First, opening the big csv file would already consume a lot of resources. On top of that, we have to loop thru each line of the file and do database updates. This would do just fine if you were handling like 100 lines, but 60,000 would hurt a lot.
So what I did was I just let MySQL do most of the hard work. I created a temporary table in MySQL. I made a script that imports the CSV file into the temporary mysql table. After that, I used MySQL queries to compare the temporary table and the main transaction table. I used queries such as these:
$sql = " INSERT `transactions` (`fieldA`, `fieldB`, `... this means more fields ...`, `... this means more fields ...`, `fieldX`) SELECT daily.fieldA, daily.fieldB, ... this means more fields ..., ... this means more fields ..., daily.FieldX FROM ".$table_name." daily WHERE NOT EXISTS (SELECT t.fieldA, t.fieldB, t.fieldC, t.fieldD FROM transactions t WHERE t.fieldA = daily.fieldA AND t.fieldB = daily.fieldB AND t.fieldC = daily.fieldC AND t.fieldD = daily.fieldD) "; |
And for the updates I used something like this:
$sql = " UPDATE `transactions` t , `".$table_name."` daily SET t.fieldA = daily.fieldA, t.fieldB = daily.fieldB, t.fieldC = daily.fieldC, t.fieldD = daily.fieldD, /* more fields */ WHERE t.fieldA = daily.fieldA AND t.fieldB = daily.fieldB AND t.fieldC = daily.fieldC AND t.fieldD = daily.fieldD "; |
So there you have it.
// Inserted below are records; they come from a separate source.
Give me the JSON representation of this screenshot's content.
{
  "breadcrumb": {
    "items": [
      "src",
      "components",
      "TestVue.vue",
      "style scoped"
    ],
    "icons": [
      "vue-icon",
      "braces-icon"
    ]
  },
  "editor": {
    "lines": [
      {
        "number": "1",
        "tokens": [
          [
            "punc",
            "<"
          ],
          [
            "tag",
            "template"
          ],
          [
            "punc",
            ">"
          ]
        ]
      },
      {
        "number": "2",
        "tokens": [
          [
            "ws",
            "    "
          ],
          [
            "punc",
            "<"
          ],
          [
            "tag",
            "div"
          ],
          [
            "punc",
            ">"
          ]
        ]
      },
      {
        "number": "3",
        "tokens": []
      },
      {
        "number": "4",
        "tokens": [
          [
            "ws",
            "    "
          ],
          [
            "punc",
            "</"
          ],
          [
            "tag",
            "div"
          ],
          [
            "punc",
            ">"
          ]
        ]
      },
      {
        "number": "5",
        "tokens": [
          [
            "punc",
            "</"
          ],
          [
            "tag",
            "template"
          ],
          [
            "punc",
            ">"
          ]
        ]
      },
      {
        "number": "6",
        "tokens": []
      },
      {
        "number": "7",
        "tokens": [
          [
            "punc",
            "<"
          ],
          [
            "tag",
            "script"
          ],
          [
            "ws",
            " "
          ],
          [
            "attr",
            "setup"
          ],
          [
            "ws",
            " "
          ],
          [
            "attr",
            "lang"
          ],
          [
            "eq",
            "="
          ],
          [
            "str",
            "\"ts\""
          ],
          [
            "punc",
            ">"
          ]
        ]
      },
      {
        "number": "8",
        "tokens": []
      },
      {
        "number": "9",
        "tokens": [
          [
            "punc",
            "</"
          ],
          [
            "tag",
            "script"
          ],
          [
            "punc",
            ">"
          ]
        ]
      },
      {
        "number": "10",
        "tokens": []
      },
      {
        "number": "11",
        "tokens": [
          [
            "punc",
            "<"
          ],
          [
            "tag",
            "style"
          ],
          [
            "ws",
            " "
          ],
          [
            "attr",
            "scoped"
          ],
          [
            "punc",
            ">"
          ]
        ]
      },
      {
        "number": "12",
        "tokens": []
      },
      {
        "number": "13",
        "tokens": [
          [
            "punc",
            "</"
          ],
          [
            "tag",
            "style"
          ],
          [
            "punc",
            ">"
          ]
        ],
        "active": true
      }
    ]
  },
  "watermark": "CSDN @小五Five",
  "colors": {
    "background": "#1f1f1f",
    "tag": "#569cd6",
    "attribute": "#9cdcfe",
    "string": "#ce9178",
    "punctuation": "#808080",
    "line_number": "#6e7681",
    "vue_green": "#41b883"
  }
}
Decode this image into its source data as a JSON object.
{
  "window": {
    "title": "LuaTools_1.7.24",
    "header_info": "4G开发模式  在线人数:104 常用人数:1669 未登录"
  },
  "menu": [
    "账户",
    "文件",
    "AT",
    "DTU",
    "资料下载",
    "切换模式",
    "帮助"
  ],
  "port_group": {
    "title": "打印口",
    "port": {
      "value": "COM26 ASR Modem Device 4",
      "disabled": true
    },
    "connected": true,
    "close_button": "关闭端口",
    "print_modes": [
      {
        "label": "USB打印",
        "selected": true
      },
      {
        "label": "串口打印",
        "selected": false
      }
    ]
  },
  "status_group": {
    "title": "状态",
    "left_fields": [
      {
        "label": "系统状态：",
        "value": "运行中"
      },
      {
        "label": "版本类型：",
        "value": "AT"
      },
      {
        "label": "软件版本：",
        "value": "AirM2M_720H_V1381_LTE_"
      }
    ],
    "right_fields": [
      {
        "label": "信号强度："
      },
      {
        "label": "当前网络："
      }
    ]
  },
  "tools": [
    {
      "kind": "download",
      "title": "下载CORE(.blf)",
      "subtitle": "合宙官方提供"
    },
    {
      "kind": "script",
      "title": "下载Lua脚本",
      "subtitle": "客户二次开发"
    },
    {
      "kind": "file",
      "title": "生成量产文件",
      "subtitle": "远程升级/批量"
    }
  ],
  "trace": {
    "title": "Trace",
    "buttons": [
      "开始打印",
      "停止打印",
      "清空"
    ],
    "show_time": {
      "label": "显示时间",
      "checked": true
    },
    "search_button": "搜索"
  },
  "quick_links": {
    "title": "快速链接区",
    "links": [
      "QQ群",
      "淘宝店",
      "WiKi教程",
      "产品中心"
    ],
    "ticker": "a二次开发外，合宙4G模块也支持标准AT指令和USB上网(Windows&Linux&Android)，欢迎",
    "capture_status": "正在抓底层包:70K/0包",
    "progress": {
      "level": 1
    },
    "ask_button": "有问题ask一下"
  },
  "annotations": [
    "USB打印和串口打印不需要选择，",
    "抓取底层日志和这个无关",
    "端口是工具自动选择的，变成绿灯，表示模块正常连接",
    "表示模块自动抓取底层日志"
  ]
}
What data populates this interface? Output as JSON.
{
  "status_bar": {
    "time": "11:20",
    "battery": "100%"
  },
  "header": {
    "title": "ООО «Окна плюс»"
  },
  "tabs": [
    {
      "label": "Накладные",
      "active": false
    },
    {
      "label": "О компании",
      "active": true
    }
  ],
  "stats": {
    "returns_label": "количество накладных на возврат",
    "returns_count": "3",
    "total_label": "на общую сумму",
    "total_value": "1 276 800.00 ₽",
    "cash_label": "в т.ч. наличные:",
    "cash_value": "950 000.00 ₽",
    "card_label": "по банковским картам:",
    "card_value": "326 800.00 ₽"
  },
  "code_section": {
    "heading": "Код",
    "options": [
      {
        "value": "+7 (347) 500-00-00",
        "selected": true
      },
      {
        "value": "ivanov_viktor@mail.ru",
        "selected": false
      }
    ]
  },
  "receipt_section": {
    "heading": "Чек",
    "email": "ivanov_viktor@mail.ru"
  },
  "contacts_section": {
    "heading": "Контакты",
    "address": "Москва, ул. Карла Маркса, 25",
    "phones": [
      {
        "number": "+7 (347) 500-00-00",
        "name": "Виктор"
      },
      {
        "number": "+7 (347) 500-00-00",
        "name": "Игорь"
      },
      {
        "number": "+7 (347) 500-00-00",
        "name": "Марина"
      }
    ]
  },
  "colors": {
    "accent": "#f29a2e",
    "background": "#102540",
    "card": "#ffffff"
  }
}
Once you have the CSV file imported into a MySQL table, you can basically do anything with it and let MySQL do all the hard work for you.
Have you looked into REPLACE INTO? sounds like it would do basically everything you’re doing there in one statement…
Hi lance,
Awesome. I will look up REPLACE INTO. There are other updates I needed to do. But I think the 2 statements above could do better. I will improve my working code when time permits..
Thanks lance!
For more info regarding Lance’s notes, please go to: http://dev.mysql.com/doc/refman/5.0/en/replace.html
Just being curious: is this csv file freely available? I’m looking for huge csv files in order to push my own database system to its limits.
Kind regards,
Paul Sprangers
Hi paul,
You can create a PHP script that will create a huge csv file.
thanks,
Wenbert
Dear Wenbert,
Thank you for replying.
Unfortunately, I can’t create PHP scripts (I don’t even know what they are), but fortunately, I found a lot of huge and downloadable databases and CSV files on the internet.
Kind regards,
Paul Sprangers